Özel gereksinimli kardeşlerimizin yaşama sevincini kaybetmeden mutlu bir hayat sürmeleri için çalışmak, devlet ve toplum olarak ihtiyaç duydukları yardım elini onlara uzatarak yaşamlarını kolaylaştıracak her adıma destek olmak ve onların yanlarında olmak hepimizin en önemli sorumluluğu ve vazifesidir. Çünkü özel gereksinimli olmak, yalnızca özel gereksinimlilerin ya da ailelerinin içinde bulunduğu bir durum değil, sosyal boyutlarıyla toplumun tamamını yakından ilgilendiren ortak bir konudur.

“İnsanı yaşat ki devlet yaşasın” düsturuyla hareket eden devletimiz; özel gereksinimli vatandaşlarımızın sosyal hayatın içerisinde etkin olarak yer almaları, günlük yaşama katılımlarının sağlanması, fırsat eşitliğine sahip olmaları, özel sektör ve kamu sektöründe istihdam edilmeleri gibi gerekli düzenlemeleri yaparak özel gereksinimli vatandaşlarımızın hizmetlerden çok daha kapsamlı bir şekilde istifade edebilme imkanını sağlamakta, daha iyi imkanlar sunmak adına da çalışmaya devam etmektedir.

İmkân sağlandığında özel gereksinimli kardeşlerimizin de sanat, spor, eğitim gibi alanlarda gurur verici başarılara azim ve kararlılıkla ulaşmaları her türlü takdirin üstündedir.
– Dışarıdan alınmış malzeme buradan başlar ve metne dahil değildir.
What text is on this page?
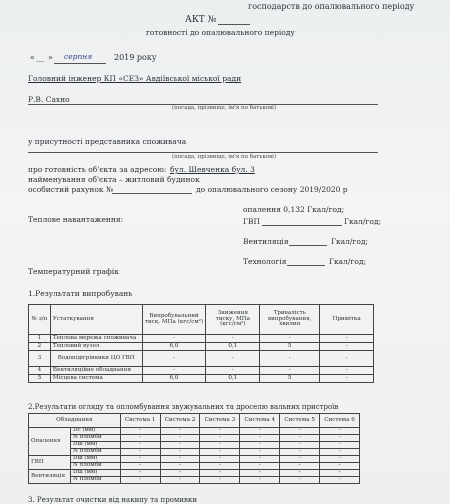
господарств до опалювального періоду
АКТ №
готовності до опалювального періоду
« __ » серпня	2019 року
Головний інженер КП «СЕЗ» Авдіївської міської ради
Р.В. Сахно
(посада, прізвище, ім'я по батькові)
у присутності представника споживача
(посада, прізвище, ім'я по батькові)
про готовність об'єкта за адресою: бул. Шевченка бул. 3
найменування об'єкта – житловий будинок
особистий рахунок №	до опалювального сезону 2019/2020 р
опалення 0,132 Гкал/год;
Теплове навантаження:	ГВП	Гкал/год;
Вентиляція	Гкал/год;
Технологія	Гкал/год;
Температурний графік
1.Результати випробувань
№ з/п	Устаткування	Випробувальний тиск, МПа (кгс/см²)	Зниження тиску, МПа (кгс/см²)	Тривалість випробування, хвилин	Примітка
1	Теплова мережа споживача	-	-	-	-
2	Тепловий вузол	6,0	0,1	5	-
3	Водопідігрівники ЦО ГВП	-	-	-	-
4	Вентиляційне обладнання	-	-	-	-
5	Місцева система	6,0	0,1	5	-
2.Результати огляду та опломбування звужувальних та дроселю вальних пристроїв
Обладнання		Система 1	Система 2	Система 3	Система 4	Система 5	Система 6
Опалення	Dc (мм)	-	-	-	-	-	-
	N пломби	-	-	-	-	-	-
	Dш (мм)	-	-	-	-	-	-
	N пломби	-	-	-	-	-	-
ГВП	Dш (мм)	-	-	-	-	-	-
	N пломби	-	-	-	-	-	-
Вентиляція	Dш (мм)	-	-	-	-	-	-
	N пломби	-	-	-	-	-	-
3. Результат очистки від накипу та промивки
Özellikle son dönemlerde ülkemiz adına spor alanında mücadele eden ve şanlı bayrağımızı dalgalandıran sporcularımız, bizlerin gurur kaynağı olmaktadır. 

3 Aralık Dünya Engelliler Günü’ndeki tüm etkinlikler vesilesiyle hiçbir engelin seçim olmadığını, her sağlıklı insanın da bir engelli adayı olduğu gerçeğinin unutulmamasını ve özel gereksinimli bireyleri daha iyi anlayabilmek için empati kurulması gerektiğini düşünüyor; bu bilinçle hareket edildiğinde hep birlikte daha yaşanabilir bir dünya olacağına canıgönülden inanıyorum.

Bu duygu ve düşüncelerle, özel gereksinimli vatandaşlarımızın bir gün değil her gün yanlarında olduğumuzu belirterek tüm özel gereksinimli kardeşlerimize mutlu ve huzurlu bir yaşam dilerim.